Question is to Prove/Disprove :
If a triangular matrix $A$ is similar to diagonal matrix, then $A$ is already diagonal matrix.
I guess the answer is Yes.
I am not able to write the solution precisely.
What i have thought is Suppose $A$ is similar to diagonal matrix, then its eigen values are all distinct and as $A$ is already triangular, A has to be diagonal
I clearly see there is a gap in my justification, But do not have an idea to proceed..
Another Question is to prove that :
Suppose $A$ is a nilpotent $n \times n$ matix then trace of $A$ is zero.

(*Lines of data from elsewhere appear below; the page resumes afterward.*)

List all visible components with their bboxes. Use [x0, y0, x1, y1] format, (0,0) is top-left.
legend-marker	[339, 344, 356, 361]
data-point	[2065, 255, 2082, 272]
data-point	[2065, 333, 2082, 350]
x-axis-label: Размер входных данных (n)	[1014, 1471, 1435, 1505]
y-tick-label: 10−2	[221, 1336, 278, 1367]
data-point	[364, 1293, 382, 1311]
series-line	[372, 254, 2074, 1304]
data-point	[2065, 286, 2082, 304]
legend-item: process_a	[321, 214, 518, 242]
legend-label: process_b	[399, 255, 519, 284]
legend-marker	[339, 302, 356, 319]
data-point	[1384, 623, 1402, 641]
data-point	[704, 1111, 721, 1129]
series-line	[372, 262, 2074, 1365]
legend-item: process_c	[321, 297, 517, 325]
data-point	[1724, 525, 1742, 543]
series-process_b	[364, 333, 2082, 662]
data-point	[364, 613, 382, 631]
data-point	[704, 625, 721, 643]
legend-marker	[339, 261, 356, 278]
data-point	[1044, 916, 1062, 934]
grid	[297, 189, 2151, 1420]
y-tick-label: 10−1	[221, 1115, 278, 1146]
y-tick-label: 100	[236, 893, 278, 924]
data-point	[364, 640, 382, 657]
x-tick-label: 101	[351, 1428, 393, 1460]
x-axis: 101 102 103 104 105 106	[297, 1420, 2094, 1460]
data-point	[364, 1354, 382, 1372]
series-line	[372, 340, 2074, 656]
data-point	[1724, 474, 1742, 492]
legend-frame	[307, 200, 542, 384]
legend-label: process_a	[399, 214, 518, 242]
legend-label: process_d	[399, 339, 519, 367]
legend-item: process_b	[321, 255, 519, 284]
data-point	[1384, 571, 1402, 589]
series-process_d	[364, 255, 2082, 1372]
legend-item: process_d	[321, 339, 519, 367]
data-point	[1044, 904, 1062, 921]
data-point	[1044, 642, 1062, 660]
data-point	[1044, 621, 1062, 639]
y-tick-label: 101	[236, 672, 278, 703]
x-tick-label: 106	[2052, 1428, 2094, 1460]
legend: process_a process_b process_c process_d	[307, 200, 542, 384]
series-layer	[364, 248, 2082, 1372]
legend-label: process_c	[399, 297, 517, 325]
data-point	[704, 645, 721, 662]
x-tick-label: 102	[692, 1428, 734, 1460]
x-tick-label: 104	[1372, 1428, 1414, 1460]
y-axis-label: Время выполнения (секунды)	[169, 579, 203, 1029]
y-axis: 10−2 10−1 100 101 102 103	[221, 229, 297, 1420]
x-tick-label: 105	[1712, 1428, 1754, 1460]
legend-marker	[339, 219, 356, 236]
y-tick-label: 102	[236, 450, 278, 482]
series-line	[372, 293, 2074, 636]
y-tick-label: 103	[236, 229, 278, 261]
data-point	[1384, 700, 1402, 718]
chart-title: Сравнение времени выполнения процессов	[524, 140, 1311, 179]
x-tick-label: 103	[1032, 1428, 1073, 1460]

My justification for this is :
As $A$ is nilpotent, we have $A^k=0$
As we know eigenvalues determines the minimal polynomial for $A$ (as roots of minimal polynomial) and sum of roots is being coefficient of $A$ in its minimal polynomial gives that sum of eigen values is zero and thus trace is zero (as trace equals to sum of eigen values )
Best Answer
Since $A$ is similar to a diagonal matrix you know that, $$A = P^{-1}BP, $$ for some invertible matrix P and diagonal matrix B. A is called diagonalizable. Such a matrix is diagonalizable if it has all distinct eigenvalues. Such a matrix does not have to be diagonal to begin with. $$A = \begin{pmatrix} -1 & 2 \\ 0 & 3 \end{pmatrix}, $$ is diagonaliable and hence similar to a diagonal matrix but is not diagonal.